MANUSIA yang bodoh berpotensi menimbulkan masalah, mulai dijadikan lelucon oleh orang-orang pintar yang membuat kalimat dan fatwa, hingga dijadikan alat untuk menyerang dan memfitnah orang dengan serampangan. Novelis Prancis Gustave Flaubert merumuskannya kebodohan adalah sesuatu yang tidak tergoyahkan, kita akan remuk sendiri jika menghajarnya, ia seperti granit, keras, dan alot.

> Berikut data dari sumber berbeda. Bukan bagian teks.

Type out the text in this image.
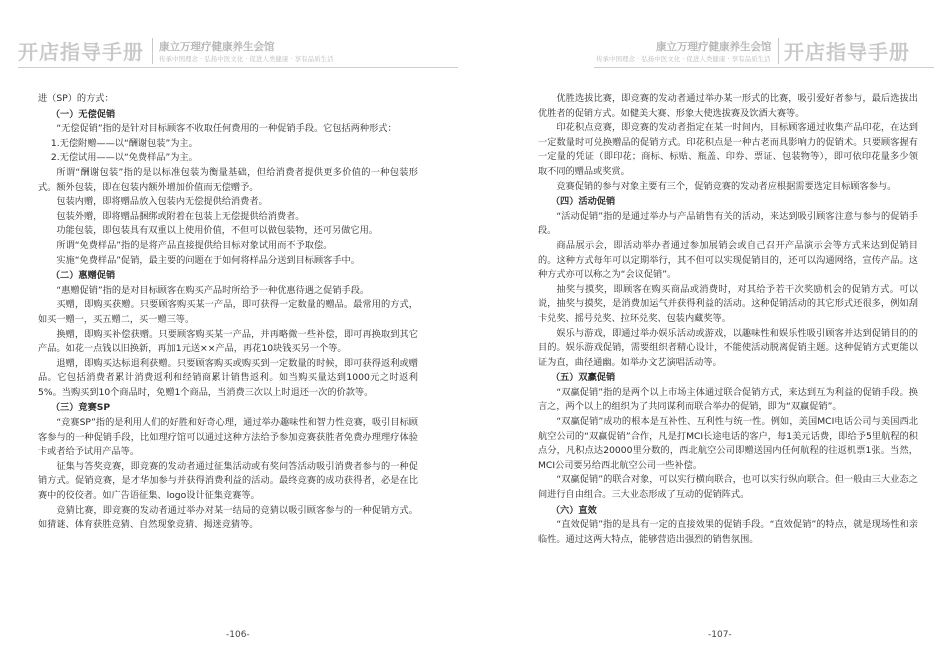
开店指导手册 康立万理疗健康养生会馆
传承中国理念 · 弘扬中医文化 · 促进人类健康 · 享有品质生活

进（SP）的方式：

（一）无偿促销

“无偿促销”指的是针对目标顾客不收取任何费用的一种促销手段。它包括两种形式：

1.无偿附赠——以“酬谢包装”为主。

2.无偿试用——以“免费样品”为主。

所谓“酬谢包装”指的是以标准包装为衡量基础，但给消费者提供更多价值的一种包装形式。额外包装，即在包装内额外增加价值而无偿赠予。

包装内赠，即将赠品放入包装内无偿提供给消费者。

包装外赠，即将赠品捆绑或附着在包装上无偿提供给消费者。

功能包装，即包装具有双重以上使用价值，不但可以做包装物，还可另做它用。

所谓“免费样品”指的是将产品直接提供给目标对象试用而不予取偿。

实施“免费样品”促销，最主要的问题在于如何将样品分送到目标顾客手中。

（二）惠赠促销

“惠赠促销”指的是对目标顾客在购买产品时所给予一种优惠待遇之促销手段。

买赠，即购买获赠。只要顾客购买某一产品，即可获得一定数量的赠品。最常用的方式，如买一赠一，买五赠二，买一赠三等。

换赠，即购买补偿获赠。只要顾客购买某一产品，并再略微一些补偿，即可再换取到其它产品。如花一点钱以旧换新，再加1元送××产品，再花10块钱买另一个等。

退赠，即购买达标退利获赠。只要顾客购买或购买到一定数量的时候，即可获得返利或赠品。它包括消费者累计消费返利和经销商累计销售返利。如当购买量达到1000元之时返利5%。当购买到10个商品时，免赠1个商品，当消费三次以上时退还一次的价款等。

（三）竞赛SP

“竞赛SP”指的是利用人们的好胜和好奇心理，通过举办趣味性和智力性竞赛，吸引目标顾客参与的一种促销手段，比如理疗馆可以通过这种方法给予参加竞赛获胜者免费办理理疗体验卡或者给予试用产品等。

征集与答奖竞赛，即竞赛的发动者通过征集活动或有奖问答活动吸引消费者参与的一种促销方式。促销竞赛，是才华加参与并获得消费利益的活动。最终竞赛的成功获得者，必是在比赛中的佼佼者。如广告语征集、logo设计征集竞赛等。

竞猜比赛，即竞赛的发动者通过举办对某一结局的竞猜以吸引顾客参与的一种促销方式。如猜谜、体育获胜竞猜、自然现象竞猜、揭迷竞猜等。

-106-
传承中国理念 · 弘扬中医文化 · 促进人类健康 · 享有品质生活
康立万理疗健康养生会馆 开店指导手册

优胜选拔比赛，即竞赛的发动者通过举办某一形式的比赛，吸引爱好者参与，最后选拔出优胜者的促销方式。如健美大赛、形象大使选拔赛及饮酒大赛等。

印花积点竞赛，即竞赛的发动者指定在某一时间内，目标顾客通过收集产品印花，在达到一定数量时可兑换赠品的促销方式。印花积点是一种古老而具影响力的促销术。只要顾客握有一定量的凭证（即印花；商标、标贴、瓶盖、印券、票证、包装物等），即可依印花量多少领取不同的赠品或奖赏。

竞赛促销的参与对象主要有三个，促销竞赛的发动者应根据需要选定目标顾客参与。

（四）活动促销

“活动促销”指的是通过举办与产品销售有关的活动，来达到吸引顾客注意与参与的促销手段。

商品展示会，即活动举办者通过参加展销会或自己召开产品演示会等方式来达到促销目的。这种方式每年可以定期举行，其不但可以实现促销目的，还可以沟通网络，宣传产品。这种方式亦可以称之为“会议促销”。

抽奖与摸奖，即顾客在购买商品或消费时，对其给予若干次奖励机会的促销方式。可以说，抽奖与摸奖，是消费加运气并获得利益的活动。这种促销活动的其它形式还很多，例如刮卡兑奖、摇号兑奖、拉环兑奖、包装内藏奖等。

娱乐与游戏，即通过举办娱乐活动或游戏，以趣味性和娱乐性吸引顾客并达到促销目的的目的。娱乐游戏促销，需要组织者精心设计，不能使活动脱离促销主题。这种促销方式更能以证为直，曲径通幽。如举办文艺演唱活动等。

（五）双赢促销

“双赢促销”指的是两个以上市场主体通过联合促销方式，来达到互为利益的促销手段。换言之，两个以上的组织为了共同谋利而联合举办的促销，即为“双赢促销”。

“双赢促销”成功的根本是互补性、互利性与统一性。例如，美国MCI电话公司与美国西北航空公司的“双赢促销”合作，凡是打MCI长途电话的客户，每1美元话费，即给予5里航程的积点分，凡积点达20000里分数的，西北航空公司即赠送国内任何航程的往返机票1张。当然，MCI公司要另给西北航空公司一些补偿。

“双赢促销”的联合对象，可以实行横向联合，也可以实行纵向联合。但一般由三大业态之间进行自由组合。三大业态形成了互动的促销阵式。

（六）直效

“直效促销”指的是具有一定的直接效果的促销手段。“直效促销”的特点，就是现场性和亲临性。通过这两大特点，能够营造出强烈的销售氛围。

-107-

Bahkan kata penimpin spiritual bangsa Iran Ayatollah Khomeini, pernah berkata bahwa orang-orang bodoh adalah rombongan pertama yang akan masuk neraka karena beberapa alasan. Pertama, orang bodoh bisa menyakiti orang lain tanpa menyadari efek dari perbuatannya. Kedua, ketika berbuat salah, ia tidak tahu di mana kesalahannya dan tidak mampu memperbaiki diri sendiri karena kebodohannya. Ketiga, jika diberi saran yang baik, ia membantah. Keempat, ia mudah dikendalikan orang lain untuk membuat kerusakan.

Bacaan Lainnya

Melihat perkataan itu, saya teringat oleh wejangan kuno yang diberikan nenek saya dulu, meski terlihat ortodoks faktanya apa yang disampaikannya bisa benar adanya untuk hari ini. Hanya saja waktu itu saya belum faham dan bahkan bodoh menanggapi perkataannya. Perkataan nasi bisa menangis contohnya, ketika makan dirumahnya selalu saja beliau menyampaikan pesan jika makan nasi jangan disisakan. Saya berfikir kalimat tersebut terlalu aneh.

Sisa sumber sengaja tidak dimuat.